Their bill, the 529 Opening Paths to Invest in Our Nation’s Students (OPTIONS) Act (H.R. 3395), enables those in apprenticeship programs to fund tools and equipment for the program out of a “529” college savings plan.
“’529’ plans are a terrific tool that makes colleges much more affordable for middle-class families,” said Meehan, who visited the International Brotherhood of Electrical Workers [IBEW] Local 654 in Boothwyn, Pennsylvania, this week to push for passage of the bill. “They allow families to finance their education tax-free and last year more than 11 million Americans invested more than $250 billion in 529 plans. But while they help individuals seeking a college education, they don’t help those who have sought careers in the trades. These unions have apprenticeship programs that are absolutely invaluable. They take countless individuals and teach them the skills they need for a good-paying middle-class job.”

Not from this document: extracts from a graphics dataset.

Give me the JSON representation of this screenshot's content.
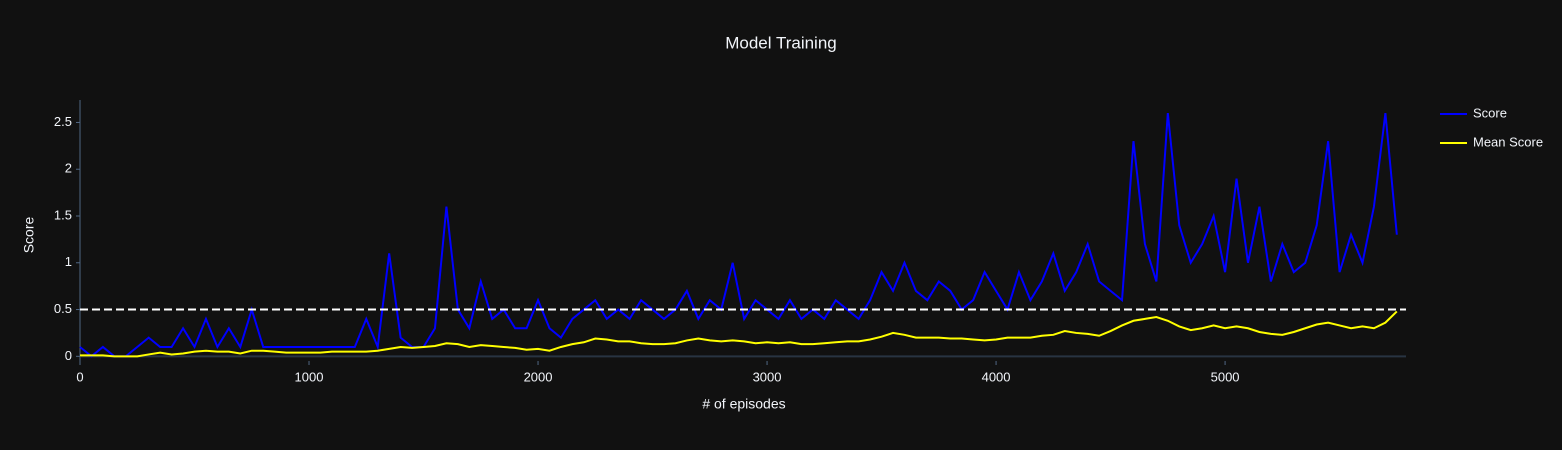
{
  "chart_data": {
    "type": "line",
    "title": "Model Training",
    "xlabel": "# of episodes",
    "ylabel": "Score",
    "x": [
      0,
      50,
      100,
      150,
      200,
      250,
      300,
      350,
      400,
      450,
      500,
      550,
      600,
      650,
      700,
      750,
      800,
      850,
      900,
      950,
      1000,
      1050,
      1100,
      1150,
      1200,
      1250,
      1300,
      1350,
      1400,
      1450,
      1500,
      1550,
      1600,
      1650,
      1700,
      1750,
      1800,
      1850,
      1900,
      1950,
      2000,
      2050,
      2100,
      2150,
      2200,
      2250,
      2300,
      2350,
      2400,
      2450,
      2500,
      2550,
      2600,
      2650,
      2700,
      2750,
      2800,
      2850,
      2900,
      2950,
      3000,
      3050,
      3100,
      3150,
      3200,
      3250,
      3300,
      3350,
      3400,
      3450,
      3500,
      3550,
      3600,
      3650,
      3700,
      3750,
      3800,
      3850,
      3900,
      3950,
      4000,
      4050,
      4100,
      4150,
      4200,
      4250,
      4300,
      4350,
      4400,
      4450,
      4500,
      4550,
      4600,
      4650,
      4700,
      4750,
      4800,
      4850,
      4900,
      4950,
      5000,
      5050,
      5100,
      5150,
      5200,
      5250,
      5300,
      5350,
      5400,
      5450,
      5500,
      5550,
      5600,
      5650,
      5700,
      5750
    ],
    "series": [
      {
        "name": "Score",
        "color": "#0000ff",
        "values": [
          0.1,
          0,
          0.1,
          0,
          0,
          0.1,
          0.2,
          0.1,
          0.1,
          0.3,
          0.1,
          0.4,
          0.1,
          0.3,
          0.1,
          0.5,
          0.1,
          0.1,
          0.1,
          0.1,
          0.1,
          0.1,
          0.1,
          0.1,
          0.1,
          0.4,
          0.1,
          1.1,
          0.2,
          0.1,
          0.1,
          0.3,
          1.6,
          0.5,
          0.3,
          0.8,
          0.4,
          0.5,
          0.3,
          0.3,
          0.6,
          0.3,
          0.2,
          0.4,
          0.5,
          0.6,
          0.4,
          0.5,
          0.4,
          0.6,
          0.5,
          0.4,
          0.5,
          0.7,
          0.4,
          0.6,
          0.5,
          1.0,
          0.4,
          0.6,
          0.5,
          0.4,
          0.6,
          0.4,
          0.5,
          0.4,
          0.6,
          0.5,
          0.4,
          0.6,
          0.9,
          0.7,
          1.0,
          0.7,
          0.6,
          0.8,
          0.7,
          0.5,
          0.6,
          0.9,
          0.7,
          0.5,
          0.9,
          0.6,
          0.8,
          1.1,
          0.7,
          0.9,
          1.2,
          0.8,
          0.7,
          0.6,
          2.3,
          1.2,
          0.8,
          2.6,
          1.4,
          1.0,
          1.2,
          1.5,
          0.9,
          1.9,
          1.0,
          1.6,
          0.8,
          1.2,
          0.9,
          1.0,
          1.4,
          2.3,
          0.9,
          1.3,
          1.0,
          1.6,
          2.6,
          1.3
        ]
      },
      {
        "name": "Mean Score",
        "color": "#ffff00",
        "values": [
          0.01,
          0.01,
          0.01,
          0,
          0,
          0,
          0.02,
          0.04,
          0.02,
          0.03,
          0.05,
          0.06,
          0.05,
          0.05,
          0.03,
          0.06,
          0.06,
          0.05,
          0.04,
          0.04,
          0.04,
          0.04,
          0.05,
          0.05,
          0.05,
          0.05,
          0.06,
          0.08,
          0.1,
          0.09,
          0.1,
          0.11,
          0.14,
          0.13,
          0.1,
          0.12,
          0.11,
          0.1,
          0.09,
          0.07,
          0.08,
          0.06,
          0.1,
          0.13,
          0.15,
          0.19,
          0.18,
          0.16,
          0.16,
          0.14,
          0.13,
          0.13,
          0.14,
          0.17,
          0.19,
          0.17,
          0.16,
          0.17,
          0.16,
          0.14,
          0.15,
          0.14,
          0.15,
          0.13,
          0.13,
          0.14,
          0.15,
          0.16,
          0.16,
          0.18,
          0.21,
          0.25,
          0.23,
          0.2,
          0.2,
          0.2,
          0.19,
          0.19,
          0.18,
          0.17,
          0.18,
          0.2,
          0.2,
          0.2,
          0.22,
          0.23,
          0.27,
          0.25,
          0.24,
          0.22,
          0.27,
          0.33,
          0.38,
          0.4,
          0.42,
          0.38,
          0.32,
          0.28,
          0.3,
          0.33,
          0.3,
          0.32,
          0.3,
          0.26,
          0.24,
          0.23,
          0.26,
          0.3,
          0.34,
          0.36,
          0.33,
          0.3,
          0.32,
          0.3,
          0.36,
          0.48
        ]
      }
    ],
    "hline": {
      "value": 0.5,
      "color": "#ffffff"
    },
    "xlim": [
      0,
      5790
    ],
    "ylim": [
      -0.05,
      2.74
    ],
    "xticks": [
      0,
      1000,
      2000,
      3000,
      4000,
      5000
    ],
    "yticks": [
      0,
      0.5,
      1,
      1.5,
      2,
      2.5
    ],
    "legend": "right"
  }
}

Meehan was joined at IBEW 654 by Norcross, Delaware County Councilman Dave White, IBEW 654 Business Manager Paul Mullen, Anthony Gallagher of Steamfitters Local 420, and Kevin Tighe of the National Electrical Contractors Association.
He added that despite the obvious value of an education through apprenticeship, the law today doesn’t give enrollees the same chance to use tax-advantaged funds for their tools, textbooks, and equipment as is given to college students.
“This isn’t right, and it’s something that ought to change. That’s what our bill does. It will give individuals more of an incentive to embark on an apprenticeship and it will make it more affordable when they do it,” Meehan said.
Norcross, an electrician by trade, said an apprenticeship program shaped his life, taking him from community college to construction work to Congress.
“Education and job training is not one-size-fits-all – and the rules for savings plans should reflect that truth,” Norcross said. “The four-year college experience is critical for many, but it’s not for everyone, so it’s important we allow 529s to be used in more than one way that helps shape our workforce. We need electricians and computer programmers, just like we need doctors and judges – and this bill levels the playing field for the students and future workers who start out in apprenticeships.”